Vulcan Green Steel has signed a memorandum of understanding with carmaker Volkswagen to supply low-carbon steel, the automotive company said June 12.
This partnership announcement is one of a series of initiatives by Volkswagen Group to increase the use of low carbon-steel in its production process. Volkswagen has been in partnership with Salzgitter since 2022. It also has a stake in Swedish green steel manufacturer H2 Green Steel via its Scania subsidiary.
“The volumes of low-carbon steel that Volkswagen AG expects to order will cover a significant proportion of total steel requirements and will be used by the Group’s production facilities from 2027 onwards,” Volgswagen said in a statement on its website.
Vulcan Green Steel is part of Jindal Steel Group, an industrial conglomerate with steel, iron ore mining and energy operations as well as activities in India, Oman, Africa and Australia.
The Vulcan Green Steel facility in Duqm, Oman, is currently in the construction phase and is slated to come on stream in 2026. Starting in 2027, Vulcan Green Steel will produce automotive grades and other high-strength steels at its Duqm site.

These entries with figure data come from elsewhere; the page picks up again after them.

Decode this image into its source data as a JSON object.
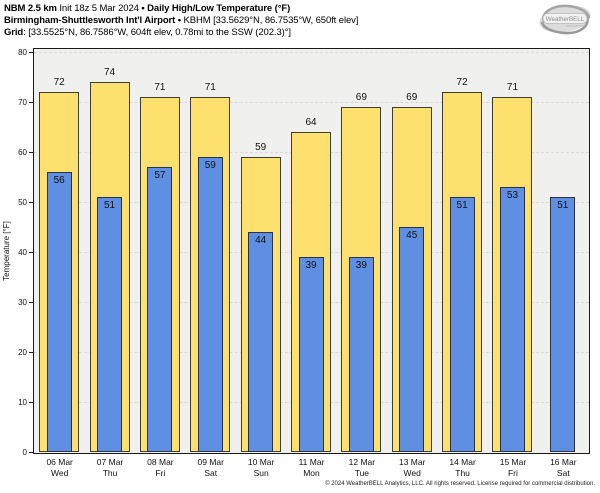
{
  "header": {
    "lines": [
      [
        {
          "text": "NBM 2.5 km ",
          "bold": true
        },
        {
          "text": "Init 18z 5 Mar 2024 ",
          "bold": false
        },
        {
          "text": "• Daily High/Low Temperature (°F)",
          "bold": true
        }
      ],
      [
        {
          "text": "Birmingham-Shuttlesworth Int'l Airport ",
          "bold": true
        },
        {
          "text": "• ",
          "bold": true
        },
        {
          "text": "KBHM [33.5629°N, 86.7535°W, 650ft elev]",
          "bold": false
        }
      ],
      [
        {
          "text": "Grid",
          "bold": true
        },
        {
          "text": ": [33.5525°N, 86.7586°W, 604ft elev, 0.78mi to the SSW (202.3)°]",
          "bold": false
        }
      ]
    ],
    "logo_text": "WeatherBELL"
  },
  "chart_data": {
    "type": "bar",
    "title": "NBM 2.5 km Init 18z 5 Mar 2024 • Daily High/Low Temperature (°F)",
    "subtitle": "Birmingham-Shuttlesworth Int'l Airport • KBHM [33.5629°N, 86.7535°W, 650ft elev]",
    "grid_info": "Grid: [33.5525°N, 86.7586°W, 604ft elev, 0.78mi to the SSW (202.3)°]",
    "categories": [
      "06 Mar",
      "07 Mar",
      "08 Mar",
      "09 Mar",
      "10 Mar",
      "11 Mar",
      "12 Mar",
      "13 Mar",
      "14 Mar",
      "15 Mar",
      "16 Mar"
    ],
    "weekdays": [
      "Wed",
      "Thu",
      "Fri",
      "Sat",
      "Sun",
      "Mon",
      "Tue",
      "Wed",
      "Thu",
      "Fri",
      "Sat"
    ],
    "series": [
      {
        "name": "High",
        "values": [
          72,
          74,
          71,
          71,
          59,
          64,
          69,
          69,
          72,
          71,
          null
        ]
      },
      {
        "name": "Low",
        "values": [
          56,
          51,
          57,
          59,
          44,
          39,
          39,
          45,
          51,
          53,
          51
        ]
      }
    ],
    "xlabel": "",
    "ylabel": "Temperature [°F]",
    "ylim": [
      0,
      80
    ],
    "yticks": [
      0,
      10,
      20,
      30,
      40,
      50,
      60,
      70,
      80
    ],
    "grid": true,
    "legend_position": "none"
  },
  "colors": {
    "high_fill": "#fde06e",
    "high_border": "#3d3d33",
    "low_fill": "#5e8fe2",
    "low_border": "#28324b",
    "plot_bg": "#f0f0ee",
    "gridline": "#d9d9d9",
    "axis": "#1a1a1a"
  },
  "footer": {
    "copyright": "© 2024 WeatherBELL Analytics, LLC. All rights reserved. License required for commercial distribution."
  }
}
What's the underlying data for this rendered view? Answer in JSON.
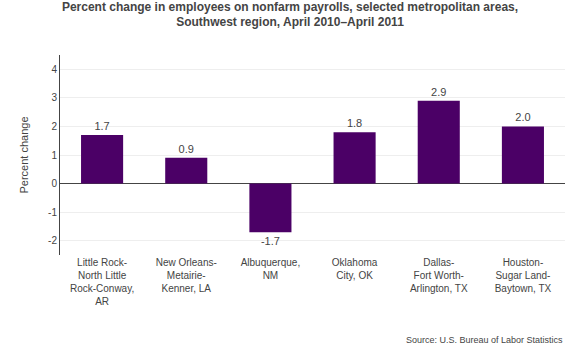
{
  "chart_data": {
    "type": "bar",
    "title": "Percent change in employees on nonfarm payrolls, selected metropolitan areas,\nSouthwest region, April 2010–April 2011",
    "categories": [
      "Little Rock-\nNorth Little\nRock-Conway,\nAR",
      "New Orleans-\nMetairie-\nKenner, LA",
      "Albuquerque,\nNM",
      "Oklahoma\nCity, OK",
      "Dallas-\nFort Worth-\nArlington, TX",
      "Houston-\nSugar Land-\nBaytown, TX"
    ],
    "values": [
      1.7,
      0.9,
      -1.7,
      1.8,
      2.9,
      2.0
    ],
    "value_labels": [
      "1.7",
      "0.9",
      "-1.7",
      "1.8",
      "2.9",
      "2.0"
    ],
    "data_labels": true,
    "color": "#4B0066",
    "ylabel": "Percent change",
    "ylim": [
      -2.5,
      4.5
    ],
    "yticks": [
      -2,
      -1,
      0,
      1,
      2,
      3,
      4
    ],
    "grid": true,
    "source": "Source: U.S. Bureau of Labor Statistics"
  }
}
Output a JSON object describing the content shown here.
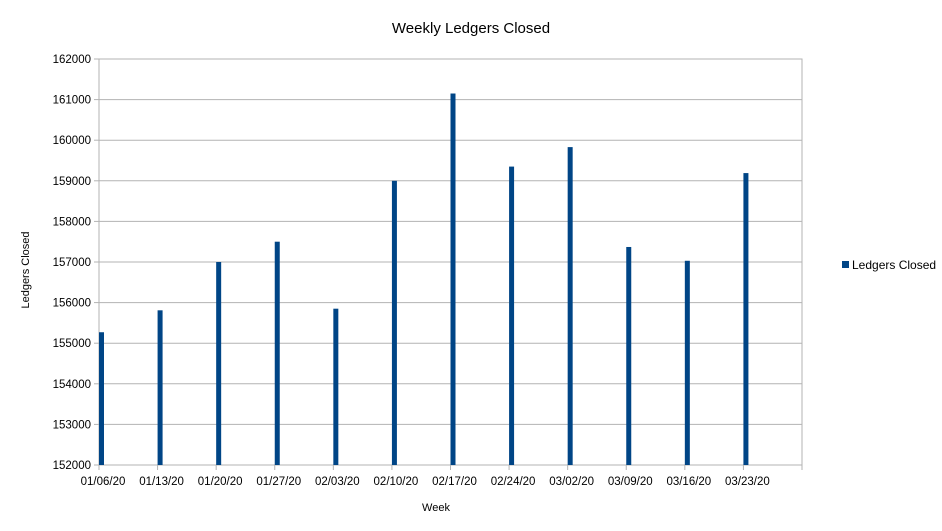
{
  "chart_data": {
    "type": "bar",
    "title": "Weekly Ledgers Closed",
    "xlabel": "Week",
    "ylabel": "Ledgers Closed",
    "categories": [
      "01/06/20",
      "01/13/20",
      "01/20/20",
      "01/27/20",
      "02/03/20",
      "02/10/20",
      "02/17/20",
      "02/24/20",
      "03/02/20",
      "03/09/20",
      "03/16/20",
      "03/23/20"
    ],
    "series": [
      {
        "name": "Ledgers Closed",
        "color": "#004586",
        "values": [
          155270,
          155810,
          157000,
          157500,
          155850,
          159000,
          161150,
          159350,
          159830,
          157370,
          157030,
          159190
        ]
      }
    ],
    "ylim": [
      152000,
      162000
    ],
    "yticks": [
      "152000",
      "153000",
      "154000",
      "155000",
      "156000",
      "157000",
      "158000",
      "159000",
      "160000",
      "161000",
      "162000"
    ],
    "grid": true,
    "legend": "right"
  }
}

Natural gas will be used at the site during the initial years and later operations will be switched over to hydrogen, cutting carbon emissions by 70% once the transition is complete, Volkswagwn said.
Jindal Steel Group is investing more than $3 billion (Eur2.76 billion) to develop the steel project at Duqm. It aims to produce 5 million mt/year of green steel on an annual basis.
Companies in various industries across the steel value chain are buying increasing volumes of low-carbon and low-stainless “green” steel to reduce their Scope 2 and 3 emissions, closing supply agreements to secure low-emission steel for their products.
Platts, part of S&P Global Commodity Insights, launched its carbon-accounted price assessments in May 2023.
Platts assessed Northwest European hot-rolled carbon-accounted coil at Eur755/mt ($809.964/mt) ex-works Ruhr June 11, down Eur10/mt on the day.